Thursday, May 19, 2011

Penjelasan Agar Tidak Salah Kaprah

Ada yang mengelitik OM ketika sedang srufing di dunia maya terutama ketika surfing ke sebuah forum tetangga yang sedang membahas abs revo, blade atau vega zr. Pembahsan ini sebenernya sudah ada dari tahun 2009 dan OM berusaha meluruskan apa saja yang menyimpang agar tidak terjadi salah pemahaman. 

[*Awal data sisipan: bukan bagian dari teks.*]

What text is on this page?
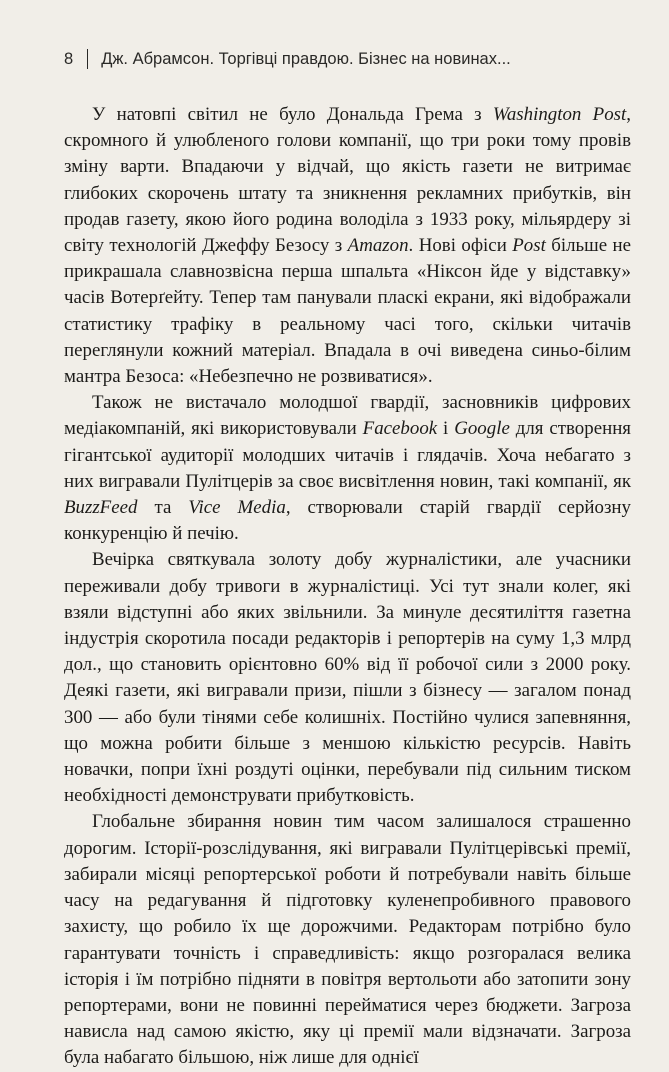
8 Дж. Абрамсон. Торгівці правдою. Бізнес на новинах...

У натовпі світил не було Дональда Грема з Washington Post, скромного й улюбленого голови компанії, що три роки тому провів зміну варти. Впадаючи у відчай, що якість газети не витримає глибоких скорочень штату та зникнення рекламних прибутків, він продав газету, якою його родина володіла з 1933 року, мільярдеру зі світу технологій Джеффу Безосу з Amazon. Нові офіси Post більше не прикрашала славнозвісна перша шпальта «Ніксон йде у відставку» часів Вотерґейту. Тепер там панували пласкі екрани, які відображали статистику трафіку в реальному часі того, скільки читачів переглянули кожний матеріал. Впадала в очі виведена синьо-білим мантра Безоса: «Небезпечно не розвиватися».

Також не вистачало молодшої гвардії, засновників цифрових медіакомпаній, які використовували Facebook і Google для створення гігантської аудиторії молодших читачів і глядачів. Хоча небагато з них вигравали Пулітцерів за своє висвітлення новин, такі компанії, як BuzzFeed та Vice Media, створювали старій гвардії серйозну конкуренцію й печію.

Вечірка святкувала золоту добу журналістики, але учасники переживали добу тривоги в журналістиці. Усі тут знали колег, які взяли відступні або яких звільнили. За минуле десятиліття газетна індустрія скоротила посади редакторів і репортерів на суму 1,3 млрд дол., що становить орієнтовно 60% від її робочої сили з 2000 року. Деякі газети, які вигравали призи, пішли з бізнесу — загалом понад 300 — або були тінями себе колишніх. Постійно чулися запевняння, що можна робити більше з меншою кількістю ресурсів. Навіть новачки, попри їхні роздуті оцінки, перебували під сильним тиском необхідності демонструвати прибутковість.

Глобальне збирання новин тим часом залишалося страшенно дорогим. Історії-розслідування, які вигравали Пулітцерівські премії, забирали місяці репортерської роботи й потребували навіть більше часу на редагування й підготовку куленепробивного правового захисту, що робило їх ще дорожчими. Редакторам потрібно було гарантувати точність і справедливість: якщо розгоралася велика історія і їм потрібно підняти в повітря вертольоти або затопити зону репортерами, вони не повинні перейматися через бюджети. Загроза нависла над самою якістю, яку ці премії мали відзначати. Загроза була набагато більшою, ніж лише для однієї
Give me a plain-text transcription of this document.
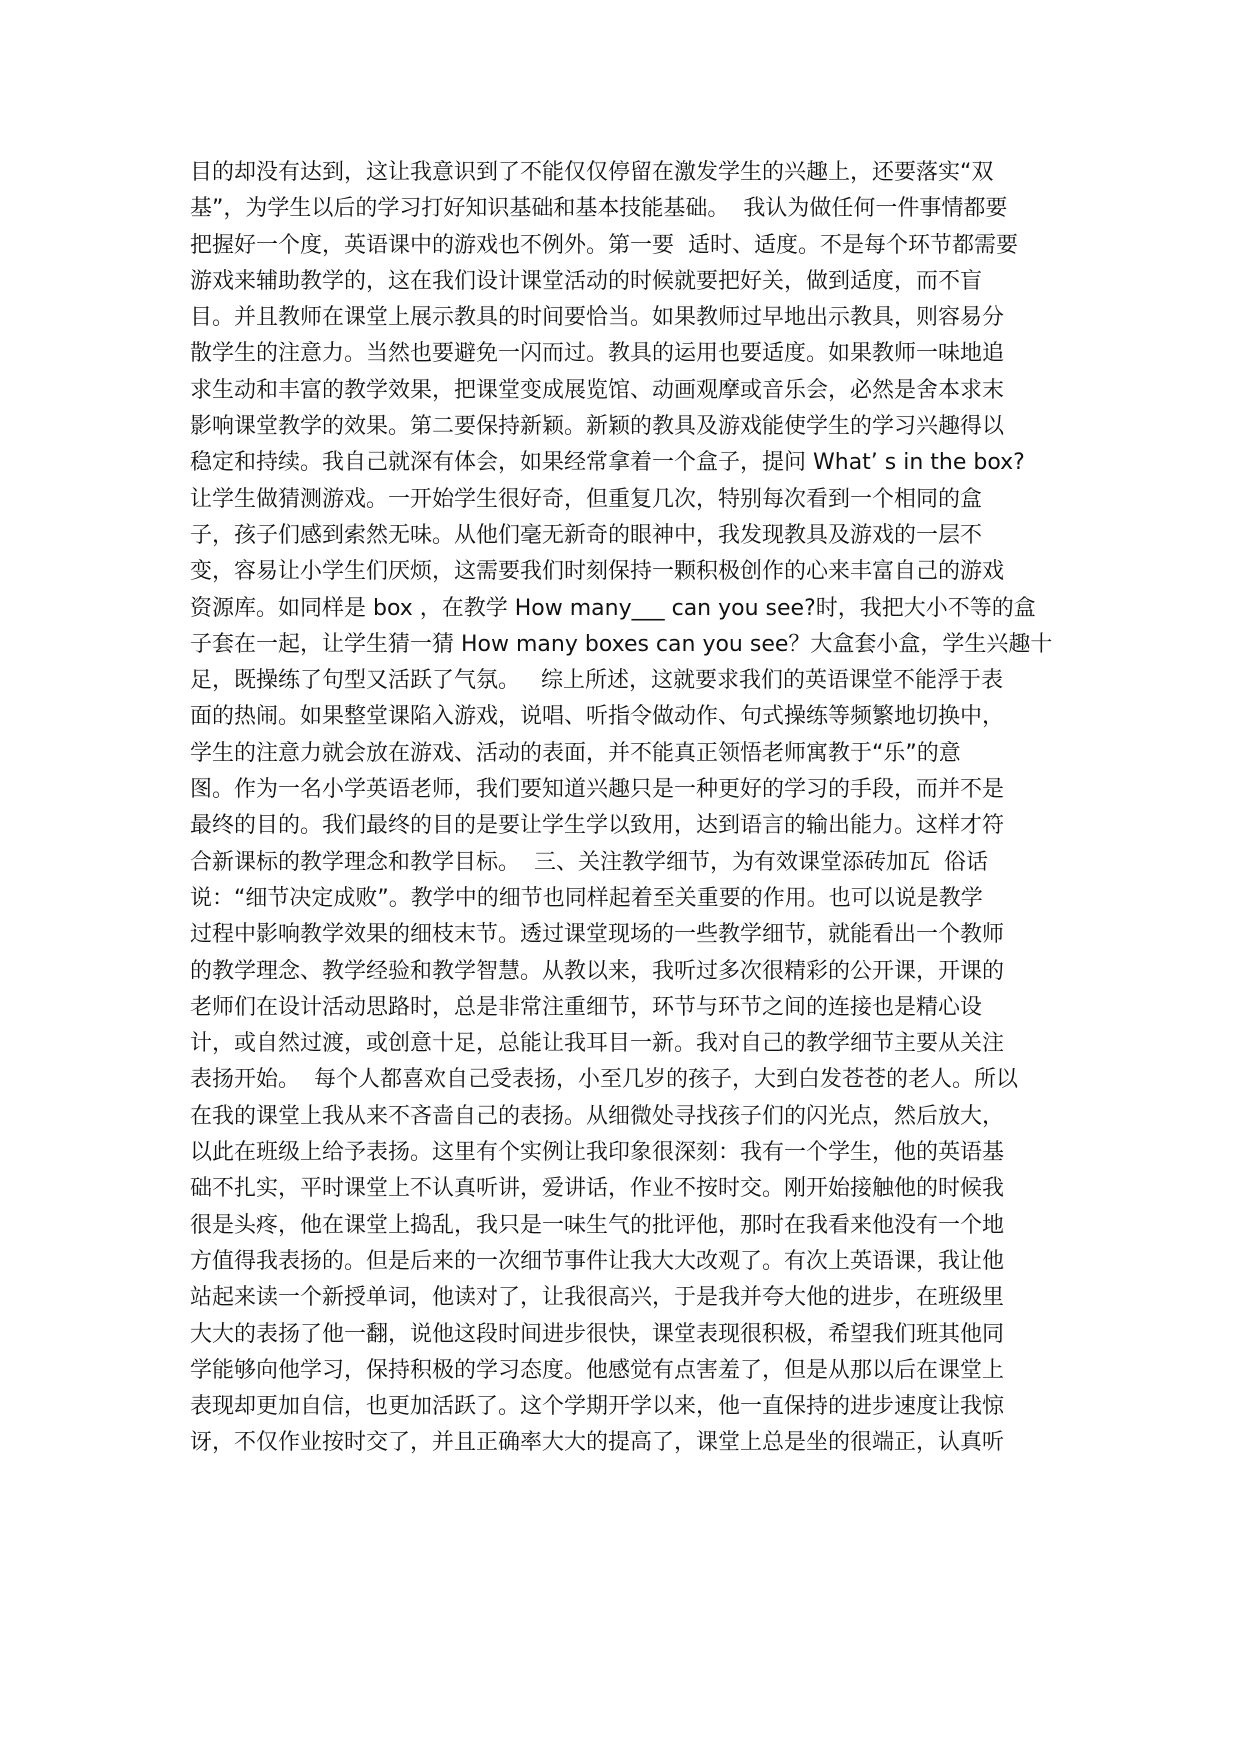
目的却没有达到，这让我意识到了不能仅仅停留在激发学生的兴趣上，还要落实“双
基”，为学生以后的学习打好知识基础和基本技能基础。  我认为做任何一件事情都要
把握好一个度，英语课中的游戏也不例外。第一要  适时、适度。不是每个环节都需要
游戏来辅助教学的，这在我们设计课堂活动的时候就要把好关，做到适度，而不盲
目。并且教师在课堂上展示教具的时间要恰当。如果教师过早地出示教具，则容易分
散学生的注意力。当然也要避免一闪而过。教具的运用也要适度。如果教师一味地追
求生动和丰富的教学效果，把课堂变成展览馆、动画观摩或音乐会，必然是舍本求末
影响课堂教学的效果。第二要保持新颖。新颖的教具及游戏能使学生的学习兴趣得以
稳定和持续。我自己就深有体会，如果经常拿着一个盒子，提问 What’ s in the box?
让学生做猜测游戏。一开始学生很好奇，但重复几次，特别每次看到一个相同的盒
子，孩子们感到索然无味。从他们毫无新奇的眼神中，我发现教具及游戏的一层不
变，容易让小学生们厌烦，这需要我们时刻保持一颗积极创作的心来丰富自己的游戏
资源库。如同样是 box ，在教学 How many___ can you see?时，我把大小不等的盒
子套在一起，让学生猜一猜 How many boxes can you see？大盒套小盒，学生兴趣十
足，既操练了句型又活跃了气氛。   综上所述，这就要求我们的英语课堂不能浮于表
面的热闹。如果整堂课陷入游戏，说唱、听指令做动作、句式操练等频繁地切换中，
学生的注意力就会放在游戏、活动的表面，并不能真正领悟老师寓教于“乐”的意
图。作为一名小学英语老师，我们要知道兴趣只是一种更好的学习的手段，而并不是
最终的目的。我们最终的目的是要让学生学以致用，达到语言的输出能力。这样才符
合新课标的教学理念和教学目标。  三、关注教学细节，为有效课堂添砖加瓦  俗话
说：“细节决定成败”。教学中的细节也同样起着至关重要的作用。也可以说是教学
过程中影响教学效果的细枝末节。透过课堂现场的一些教学细节，就能看出一个教师
的教学理念、教学经验和教学智慧。从教以来，我听过多次很精彩的公开课，开课的
老师们在设计活动思路时，总是非常注重细节，环节与环节之间的连接也是精心设
计，或自然过渡，或创意十足，总能让我耳目一新。我对自己的教学细节主要从关注
表扬开始。  每个人都喜欢自己受表扬，小至几岁的孩子，大到白发苍苍的老人。所以
在我的课堂上我从来不吝啬自己的表扬。从细微处寻找孩子们的闪光点，然后放大，
以此在班级上给予表扬。这里有个实例让我印象很深刻：我有一个学生，他的英语基
础不扎实，平时课堂上不认真听讲，爱讲话，作业不按时交。刚开始接触他的时候我
很是头疼，他在课堂上捣乱，我只是一味生气的批评他，那时在我看来他没有一个地
方值得我表扬的。但是后来的一次细节事件让我大大改观了。有次上英语课，我让他
站起来读一个新授单词，他读对了，让我很高兴，于是我并夸大他的进步，在班级里
大大的表扬了他一翻，说他这段时间进步很快，课堂表现很积极，希望我们班其他同
学能够向他学习，保持积极的学习态度。他感觉有点害羞了，但是从那以后在课堂上
表现却更加自信，也更加活跃了。这个学期开学以来，他一直保持的进步速度让我惊
讶，不仅作业按时交了，并且正确率大大的提高了，课堂上总是坐的很端正，认真听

Berawal dari sebuah pernyataan seorang anggotanya (sebut saja dia "Mawar") yang terkesan asal bicara tanpa ada sumber yang jelas, pernyataannya adalah sebagai berikut "vega zr itu motor spek honda berlabel yamaha..... sengaja dilaunching hanya untuk menyetop perkembangan honda." , dari pernyataan tersebut, Yamaha Vega Zr bukanlah lah motor dengan spek Honda tapi bermerek Yamaha. Spek mesinnya berasal dari pihak Yamaha . Kemudian yang "sengaja dilaunching hanya untuk menyetop perkembangan Honda", kata-katanya kurang tepat karena tiap pabrikan melaunching produk barunya dengan sengaja memang untuk memberikan perlawanan produk lain dan berusaha mengambil alih pasar. Tidak hanya Yamaha saja tapi pabrikan lain juga seperti itu. Jadi si Mawar berusaha menjelek-jelekan Yamaha.


Pernyataan Si Mawar

Kemudian si Mawar berkata bahwa teknologi sasis Yamaha Vega Zr sama saja, memang hampir sama bahkan sekilas hanya beda pada panjang shockbreker belakang tapi pihak Hondalah yang mencontek habis-habisan teknologi sasis Yamaha. Ingat, Yamaha terkenal sebagai pembuat sasis dengan geometri yang paling baik, jadi kenapa Yamaha harus mencontek sasis dari Honda?Tidak ada untungnya. Kemudian pernyataan si Mawar tentang "Blade/absolute revo : 50bore x 55,5stroke = 109,3cc. vega zr : 50bore x 57,9stroke = 113,7cc (lihat bedanya cuman dari panjangnya stroke)" dari pernyataan tersebut terlihat jelas bahwa dia berusaha menjelek-jelekan Yamaha Vega Zr karena mengapdosi spek mesin yang hampir sama dan membangga-banggakan blade/abs revo yang menjadi trend setter. Kenapa harus bangga? Apa dia tidak sadar bahwa jika spek mesin blade/abs revo juga hampir sama dengan Suzuki Shogun 125?Spek mesin Suzuki Shogun 125 adalah 53,5mm x 55,5mm = 124,7cc. Lihat ukuran panjang strokenya, 55,5mm bro! Sama kan dengan panjang stroke blade / abs revo yang sama-sama 55,5mm?! Jadi kenapa si Mawar harus bangga?Toh spek blade/ abs revo juga hampir mirip dengan spek Shogun 125.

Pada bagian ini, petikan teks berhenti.